I just get tired, there isn't a race of humanity that never had slaves/indentured servants/ hostages etc in one form or another. Not a damn one. I was in the streets in the 60s and this is the same thing. Seems pretty complete too except for the lack of calling for the troops to come home. Civil rights, war, crooked politics. And round and round we go in the same old muddy track. I was raised to treat others as I would be treated. 
Sounds pretty simple and it's worked well so far.


----------



## mbd (Aug 27, 2018)

Couldn’t tell you the difference between General Lee and Bruce Lee statue. I go over the JFK X spot all the time. Don’t even pay attention to it. He was just another guy, who got shot. Everybody is taking pictures while I am running over his blood :thumbdown: Talking about the Japanese people taking pics.


----------



## kc ub'ing! (May 27, 2016)

tohunt4me said:


> Ban " Gone With the Wind".


Finally saw this after a lifetime of hearing about it... did not enjoy. Scarlett was a jerk! And that slave maid, who I always thought was supposed to be comic relief, was such a liar!


----------



## reg barclay (Nov 3, 2015)

Keep the General Lee.

Defund Boss Hogg and divert funds to the moonshine operation:


----------



## Timinftl (Sep 7, 2019)

mbd said:


> Couldn't tell you the difference between General Lee and Bruce Lee statue. I go over the JFK X spot all the time. Don't even pay attention to it. He was just another guy, who got shot. Everybody is taking pictures while I am running over his blood :thumbdown: Talking about the Japanese people taking pics.
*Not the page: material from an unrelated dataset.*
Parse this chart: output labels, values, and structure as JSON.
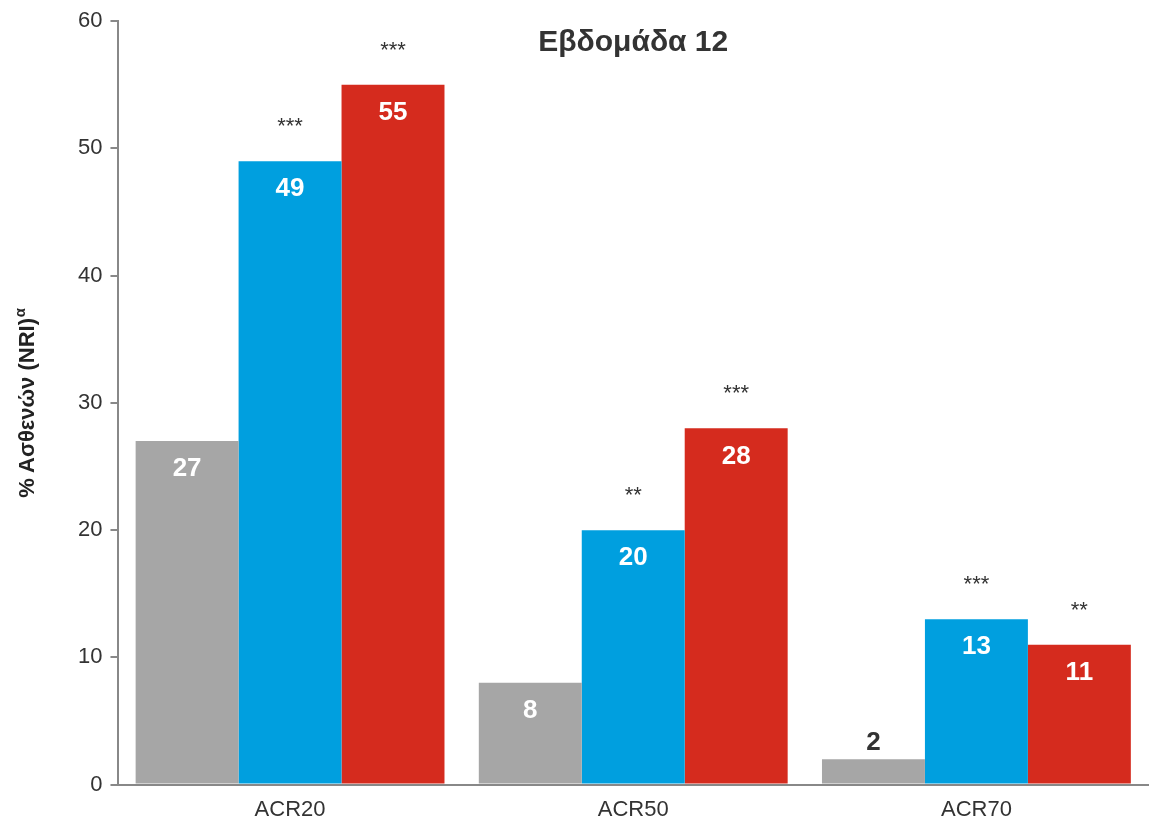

Do you wonder who's really fanning the flames? I do


----------



## tohunt4me (Nov 23, 2015)

AdAstra said:


> out of respect....
> .....No one touched the Travis Kalanick Statue


THAT SHOULD BE MONEY BAGS
NOT SCALES.



AdAstra said:


> "They" may not be who you think


SHUT UP AND PAY " REPARATIONS" !


----------



## mellorock (Sep 16, 2018)

tohunt4me said:


> Show has been taken off the air.
> 
> I think there is a Movement to Ban " Gone With the Wind".
> View attachment 479203
> ...


Germany has preserved aushwitz and other sites , (never again) . I believe it was Elizabeth Warren that wants to disinter Confederate soldiers .


----------